This was the second London meeting of the Alliance for Responsible Citizenship (ARC), a unique organisational experiment founded in the belief that “a civilisational moment has arrived” – that the West will sink further into individual unhappiness and loss of conviction or find the keys to restoration and renewal. It intersects with politics, religion and public policy, but it isn’t owned by any of them. More than 4000 people from more than 90 nations met in London this week to give tangible meaning to the vibe.
Speaking on the theme of “Responsible Citizenship and the Social Fabric,” one of the strongest messages at ARC came from clinical social worker, author, and parent guidance expert Erica Komisar. Komisar made it clear that parents are primarily responsible for the plight of today’s children.
Komisar said it was best to raise children in “caring, faith-based communities that promote self-sacrifice, volunteerism, and empathy.”
In her longer conference paper, Komisar said the “tear in the social fabric” was undeniable.
She said: “We are raising children who are self-centred, and self-focused and without the inclination or ability to take responsibility or to sacrifice for others. This change is occurring despite the research that shows how happiness is tied to the ability to give to others and giving to others is tied to happiness. Only Christians raised in faith-based families will teach children this truth.
“Our children are affected in many ways from this shift towards self-centredness. Some are just less happy, more dissatisfied and more bored with their lives. Others are more obviously symptomatic, suffering from depression, anxiety, ADHD, suicidal thoughts, personality disorders and loneliness – all of which are on the rise.”
The culture is at the heart of the issue. Komisar quoted Pew Research that 18 per cent of 18 to 34-year-olds do not want to have children and only 45 per cent of young women in the poll want to have kids.
“They feel that having children is a burden which would require them to sacrifice time, money and personal freedom,” Komisar writes. “When they do have children many do not want to raise them themselves.
“The repercussions of three generations of self-centredness and a lack of empathy mean parents are modelling their selfishness to their children.”

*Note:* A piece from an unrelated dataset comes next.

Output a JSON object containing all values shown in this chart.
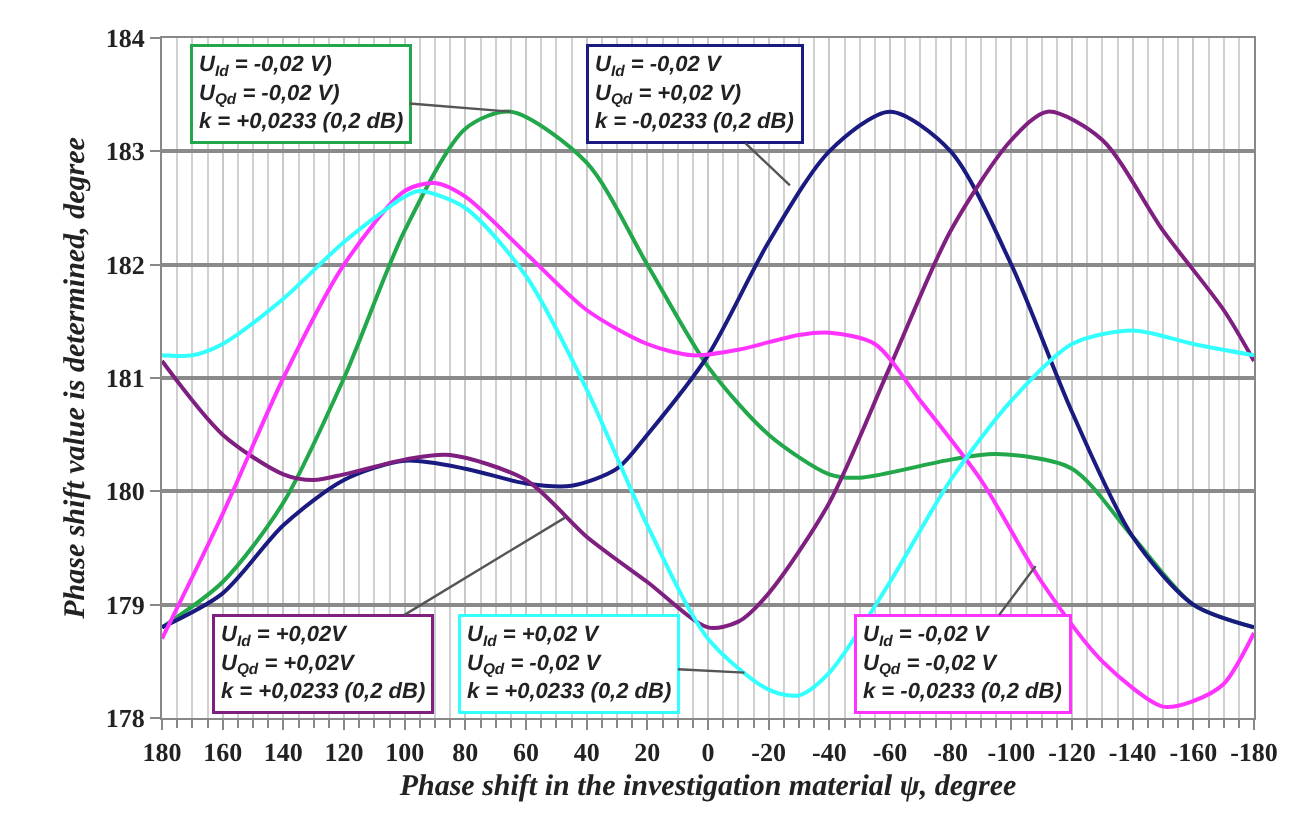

The cultural transformation has seen men and women being taught that children were “an afterthought to their education, career and personal goals”. Komisar said: “If we place our ambition above those we love there is a price to pay.”
In her advice on parenting, Komisar said: “Prioritise your children over your work or any of your other pursuits.” She warned of the myth that women “can do it all at the same time”. The culture, however, cultivates the notion that the individual is more important than the family or community. The wider environment beyond the home is important – once again, Komisar said it was best to raise children in “caring, faith-based communities which promote self-sacrifice, volunteerism and empathy”.
In conclusion she said: “It is only by changing ourselves that we can change the path for our children and that we can change the world.”
Donald Trump’s triumph is a victory for the working class against a “Luciferian” elite, according to Jordan Peterson, the popular Canadian author, speaker, podcaster and sage of conservative activism. He also asks an important question.
“When the culture is so fragmented that those presumptions become questionable, then the split goes all the way to the bottom. The question we’re asking ourselves after the death of God, so to speak, is what spirit rules?
“The classic answer to that is that when the unifying deity suffers its demise, it’s always the diversity of pagan hedonism, and the clamour for power, that emerges. Those are the principles that society collapses into when a more transcendent, unifying ethos disintegrates. It’s power and hedonism. Those two dance. It’s not sustainable.”
A lot of ARC’s work, he says, is about projecting a different narrative for the West: “The fundamental narrative of the West, the fundamental book of the West, is the Bible. There’s no getting away from that, not without paying a major price.